Ему стало стыдно за то, что он безвинно обидел Груню, и он сказал:

– Ну, ну, не сердись, Груня… Я ведь так, шутю… Я знаю, что ты правильная жена.

И, словно бы стыдясь обнаружить перед ней всю силу своей ревнивой и страстной любви, он принял умышленно равнодушный и властный вид хозяина и примолк.

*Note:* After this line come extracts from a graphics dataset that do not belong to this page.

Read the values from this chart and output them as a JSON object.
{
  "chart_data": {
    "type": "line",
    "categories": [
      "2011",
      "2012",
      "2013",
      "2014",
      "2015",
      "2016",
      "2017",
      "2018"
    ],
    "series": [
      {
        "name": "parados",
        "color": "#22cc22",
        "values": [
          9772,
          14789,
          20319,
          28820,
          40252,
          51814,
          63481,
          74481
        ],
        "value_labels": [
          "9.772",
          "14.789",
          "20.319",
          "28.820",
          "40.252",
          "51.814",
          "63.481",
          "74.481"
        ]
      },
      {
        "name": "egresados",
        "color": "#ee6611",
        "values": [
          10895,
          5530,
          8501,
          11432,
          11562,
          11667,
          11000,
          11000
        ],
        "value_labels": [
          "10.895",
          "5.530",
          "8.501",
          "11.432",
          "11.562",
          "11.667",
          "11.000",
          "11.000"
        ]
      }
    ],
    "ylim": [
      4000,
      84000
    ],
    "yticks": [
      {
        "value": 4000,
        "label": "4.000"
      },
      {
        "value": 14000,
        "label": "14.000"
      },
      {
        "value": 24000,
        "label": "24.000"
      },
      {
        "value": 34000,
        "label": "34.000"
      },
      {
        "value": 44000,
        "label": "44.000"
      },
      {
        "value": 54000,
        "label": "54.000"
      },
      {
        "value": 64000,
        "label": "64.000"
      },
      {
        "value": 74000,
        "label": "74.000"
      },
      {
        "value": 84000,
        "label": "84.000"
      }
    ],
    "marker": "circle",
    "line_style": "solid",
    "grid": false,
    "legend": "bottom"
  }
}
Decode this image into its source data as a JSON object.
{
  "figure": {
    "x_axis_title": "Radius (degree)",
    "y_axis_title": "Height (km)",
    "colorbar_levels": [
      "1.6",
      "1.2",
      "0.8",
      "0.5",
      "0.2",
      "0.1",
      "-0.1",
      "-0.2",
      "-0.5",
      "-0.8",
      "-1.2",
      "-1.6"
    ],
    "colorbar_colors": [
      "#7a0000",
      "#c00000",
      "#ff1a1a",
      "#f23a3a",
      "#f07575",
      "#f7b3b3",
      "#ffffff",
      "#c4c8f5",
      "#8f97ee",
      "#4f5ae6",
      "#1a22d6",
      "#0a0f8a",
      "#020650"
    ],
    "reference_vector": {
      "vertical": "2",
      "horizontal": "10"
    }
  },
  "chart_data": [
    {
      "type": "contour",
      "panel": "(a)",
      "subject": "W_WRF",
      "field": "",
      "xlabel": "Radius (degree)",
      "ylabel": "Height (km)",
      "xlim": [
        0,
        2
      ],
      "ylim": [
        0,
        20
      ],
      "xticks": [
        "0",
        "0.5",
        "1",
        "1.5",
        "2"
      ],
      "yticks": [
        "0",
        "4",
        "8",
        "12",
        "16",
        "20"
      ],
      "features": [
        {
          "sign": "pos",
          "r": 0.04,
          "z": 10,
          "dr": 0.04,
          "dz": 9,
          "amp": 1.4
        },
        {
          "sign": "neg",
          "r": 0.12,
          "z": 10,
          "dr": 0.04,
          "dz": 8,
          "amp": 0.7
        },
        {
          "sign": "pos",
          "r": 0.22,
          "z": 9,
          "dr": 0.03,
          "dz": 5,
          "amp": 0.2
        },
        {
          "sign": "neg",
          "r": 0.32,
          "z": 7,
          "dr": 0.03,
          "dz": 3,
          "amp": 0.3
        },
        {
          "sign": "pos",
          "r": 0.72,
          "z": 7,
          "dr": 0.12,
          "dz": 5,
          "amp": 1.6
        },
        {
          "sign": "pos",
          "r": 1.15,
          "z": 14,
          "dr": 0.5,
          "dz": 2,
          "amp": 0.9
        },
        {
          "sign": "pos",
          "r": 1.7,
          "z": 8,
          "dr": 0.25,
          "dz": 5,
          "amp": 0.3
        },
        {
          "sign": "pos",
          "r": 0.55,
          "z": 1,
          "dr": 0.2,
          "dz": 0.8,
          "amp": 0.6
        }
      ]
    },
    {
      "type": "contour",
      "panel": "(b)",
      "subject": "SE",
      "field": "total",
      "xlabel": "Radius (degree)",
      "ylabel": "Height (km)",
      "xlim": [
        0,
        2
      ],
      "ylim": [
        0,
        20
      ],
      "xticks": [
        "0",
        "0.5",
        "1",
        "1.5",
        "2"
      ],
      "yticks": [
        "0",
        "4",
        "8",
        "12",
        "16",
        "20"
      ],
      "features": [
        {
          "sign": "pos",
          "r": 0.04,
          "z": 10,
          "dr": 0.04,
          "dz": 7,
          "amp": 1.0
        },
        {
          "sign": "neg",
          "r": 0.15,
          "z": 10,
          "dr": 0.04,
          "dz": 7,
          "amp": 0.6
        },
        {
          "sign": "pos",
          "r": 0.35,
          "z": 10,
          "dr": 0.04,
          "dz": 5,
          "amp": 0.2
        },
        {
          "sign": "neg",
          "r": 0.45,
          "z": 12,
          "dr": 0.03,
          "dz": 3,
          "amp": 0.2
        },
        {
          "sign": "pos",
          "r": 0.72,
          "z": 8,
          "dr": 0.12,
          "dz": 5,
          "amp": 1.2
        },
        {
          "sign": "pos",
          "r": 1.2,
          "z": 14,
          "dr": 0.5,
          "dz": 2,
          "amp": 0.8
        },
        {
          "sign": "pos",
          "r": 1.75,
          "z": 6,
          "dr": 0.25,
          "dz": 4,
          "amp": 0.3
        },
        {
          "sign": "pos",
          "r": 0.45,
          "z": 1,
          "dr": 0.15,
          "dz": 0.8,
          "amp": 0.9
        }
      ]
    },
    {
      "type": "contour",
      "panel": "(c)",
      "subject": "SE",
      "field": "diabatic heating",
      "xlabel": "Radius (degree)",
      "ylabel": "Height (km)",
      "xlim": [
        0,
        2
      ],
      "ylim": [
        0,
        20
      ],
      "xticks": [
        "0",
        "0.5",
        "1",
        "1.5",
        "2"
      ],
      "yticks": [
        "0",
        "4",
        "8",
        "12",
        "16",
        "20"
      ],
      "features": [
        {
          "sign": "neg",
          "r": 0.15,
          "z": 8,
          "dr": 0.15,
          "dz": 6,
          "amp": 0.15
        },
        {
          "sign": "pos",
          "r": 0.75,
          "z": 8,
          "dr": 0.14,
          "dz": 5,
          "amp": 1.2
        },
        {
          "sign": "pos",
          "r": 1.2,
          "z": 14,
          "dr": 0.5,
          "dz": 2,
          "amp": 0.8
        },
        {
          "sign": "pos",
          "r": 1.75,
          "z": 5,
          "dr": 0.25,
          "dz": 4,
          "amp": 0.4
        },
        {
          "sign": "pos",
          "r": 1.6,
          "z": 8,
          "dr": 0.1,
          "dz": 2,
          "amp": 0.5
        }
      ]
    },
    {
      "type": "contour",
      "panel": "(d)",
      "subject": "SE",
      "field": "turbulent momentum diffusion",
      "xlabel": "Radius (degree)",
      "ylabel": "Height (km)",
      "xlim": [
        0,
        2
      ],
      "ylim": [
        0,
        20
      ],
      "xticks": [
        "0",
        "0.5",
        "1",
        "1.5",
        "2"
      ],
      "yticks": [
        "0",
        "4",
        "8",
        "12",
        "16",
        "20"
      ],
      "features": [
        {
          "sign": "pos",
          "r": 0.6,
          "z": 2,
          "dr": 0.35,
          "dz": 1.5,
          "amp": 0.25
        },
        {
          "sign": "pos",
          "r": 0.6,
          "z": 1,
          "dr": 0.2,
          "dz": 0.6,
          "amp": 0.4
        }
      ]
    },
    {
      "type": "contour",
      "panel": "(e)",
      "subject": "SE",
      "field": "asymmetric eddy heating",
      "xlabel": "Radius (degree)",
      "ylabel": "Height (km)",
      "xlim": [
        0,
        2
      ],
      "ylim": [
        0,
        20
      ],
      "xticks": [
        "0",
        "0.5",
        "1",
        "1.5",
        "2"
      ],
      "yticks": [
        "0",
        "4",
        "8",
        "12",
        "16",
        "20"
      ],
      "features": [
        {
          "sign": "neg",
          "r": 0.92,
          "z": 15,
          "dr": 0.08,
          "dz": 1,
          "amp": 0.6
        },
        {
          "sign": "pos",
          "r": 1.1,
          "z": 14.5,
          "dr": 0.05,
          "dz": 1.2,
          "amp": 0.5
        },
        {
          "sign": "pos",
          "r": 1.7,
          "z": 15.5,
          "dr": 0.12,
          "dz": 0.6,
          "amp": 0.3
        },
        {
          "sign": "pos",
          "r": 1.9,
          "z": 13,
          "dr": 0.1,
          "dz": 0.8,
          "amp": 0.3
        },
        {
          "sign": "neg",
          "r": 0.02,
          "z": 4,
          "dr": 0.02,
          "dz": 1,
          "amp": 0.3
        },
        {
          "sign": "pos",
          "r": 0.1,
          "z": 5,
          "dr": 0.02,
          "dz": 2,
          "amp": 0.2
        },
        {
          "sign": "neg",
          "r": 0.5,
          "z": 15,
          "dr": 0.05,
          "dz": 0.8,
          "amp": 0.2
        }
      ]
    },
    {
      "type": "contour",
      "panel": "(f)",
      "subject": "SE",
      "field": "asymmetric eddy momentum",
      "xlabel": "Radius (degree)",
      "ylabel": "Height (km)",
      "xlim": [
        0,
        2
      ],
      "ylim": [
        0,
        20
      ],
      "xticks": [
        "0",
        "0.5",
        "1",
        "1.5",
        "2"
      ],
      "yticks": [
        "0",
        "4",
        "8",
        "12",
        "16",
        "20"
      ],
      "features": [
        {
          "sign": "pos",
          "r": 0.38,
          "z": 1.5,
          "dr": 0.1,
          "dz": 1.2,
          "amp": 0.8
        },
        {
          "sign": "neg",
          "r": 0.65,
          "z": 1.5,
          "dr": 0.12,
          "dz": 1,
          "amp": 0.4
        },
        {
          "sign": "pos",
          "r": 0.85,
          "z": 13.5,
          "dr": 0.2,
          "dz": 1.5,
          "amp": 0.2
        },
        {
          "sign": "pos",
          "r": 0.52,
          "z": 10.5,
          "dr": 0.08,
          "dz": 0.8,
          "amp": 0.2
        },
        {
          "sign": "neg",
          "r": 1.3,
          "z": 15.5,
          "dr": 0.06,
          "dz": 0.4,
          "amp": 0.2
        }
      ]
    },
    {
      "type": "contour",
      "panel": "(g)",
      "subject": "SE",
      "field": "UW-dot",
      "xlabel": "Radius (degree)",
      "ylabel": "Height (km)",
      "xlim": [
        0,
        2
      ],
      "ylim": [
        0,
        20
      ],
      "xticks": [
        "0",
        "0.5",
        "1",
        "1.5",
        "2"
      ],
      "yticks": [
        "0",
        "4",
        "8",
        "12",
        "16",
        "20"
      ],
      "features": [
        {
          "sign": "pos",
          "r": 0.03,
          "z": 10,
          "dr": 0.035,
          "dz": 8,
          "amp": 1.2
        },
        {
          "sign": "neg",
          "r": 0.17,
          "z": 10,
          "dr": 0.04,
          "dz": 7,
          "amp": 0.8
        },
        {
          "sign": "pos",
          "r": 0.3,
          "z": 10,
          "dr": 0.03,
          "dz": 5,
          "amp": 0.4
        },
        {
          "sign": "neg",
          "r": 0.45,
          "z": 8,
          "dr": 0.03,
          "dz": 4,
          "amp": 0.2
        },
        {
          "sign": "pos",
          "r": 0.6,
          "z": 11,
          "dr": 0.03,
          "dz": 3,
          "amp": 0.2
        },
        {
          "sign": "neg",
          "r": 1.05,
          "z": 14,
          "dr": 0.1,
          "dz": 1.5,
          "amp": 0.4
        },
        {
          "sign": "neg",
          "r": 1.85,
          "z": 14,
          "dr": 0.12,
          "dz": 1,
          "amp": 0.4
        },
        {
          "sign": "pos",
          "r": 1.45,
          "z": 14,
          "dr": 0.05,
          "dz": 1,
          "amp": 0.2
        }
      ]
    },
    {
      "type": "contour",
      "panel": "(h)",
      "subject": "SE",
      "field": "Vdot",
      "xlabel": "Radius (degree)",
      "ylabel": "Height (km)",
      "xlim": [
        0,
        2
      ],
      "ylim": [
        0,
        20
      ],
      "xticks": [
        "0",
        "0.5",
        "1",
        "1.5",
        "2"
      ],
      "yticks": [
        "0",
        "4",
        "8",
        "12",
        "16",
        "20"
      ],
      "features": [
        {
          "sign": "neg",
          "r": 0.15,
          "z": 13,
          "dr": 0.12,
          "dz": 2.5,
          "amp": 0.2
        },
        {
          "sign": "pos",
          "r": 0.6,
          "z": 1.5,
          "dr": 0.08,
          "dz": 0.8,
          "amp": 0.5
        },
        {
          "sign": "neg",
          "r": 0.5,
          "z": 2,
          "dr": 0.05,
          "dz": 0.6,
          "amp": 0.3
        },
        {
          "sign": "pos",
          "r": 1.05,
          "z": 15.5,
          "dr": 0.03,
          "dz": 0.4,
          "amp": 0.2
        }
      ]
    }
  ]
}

– Однако и спать пора. Завтра до свету вставать! – проговорил он, окончив чаепитие. – Спасибо, что накормила и напоила… Идем, что ли, Груня? – ласково прибавил он, вставая из-за стола.

– Ступай спи, а мне еще убираться надо.

– Уберись и приходи… Нечего-то полуночничать!

Матрос пошел спать, а матроска словно бы нарочно долго убиралась с посудой.

– Ты что ж это, Груня? Долго будешь убираться? Иди спать, коли муж приказывает. Мужа слушаться надо! – раздался нетерпеливый голос Григория.

– Иду, ну тебя!

Молодая женщина с равнодушным, усталым и покорным выражением на своем красивом лице, потушив лампу, тихо скрылась за пологом.

Скоро в полутьме комнаты, чуть-чуть освещенной мерцанием лампады перед образами, раздался громкий храп матроса.

Загрузка...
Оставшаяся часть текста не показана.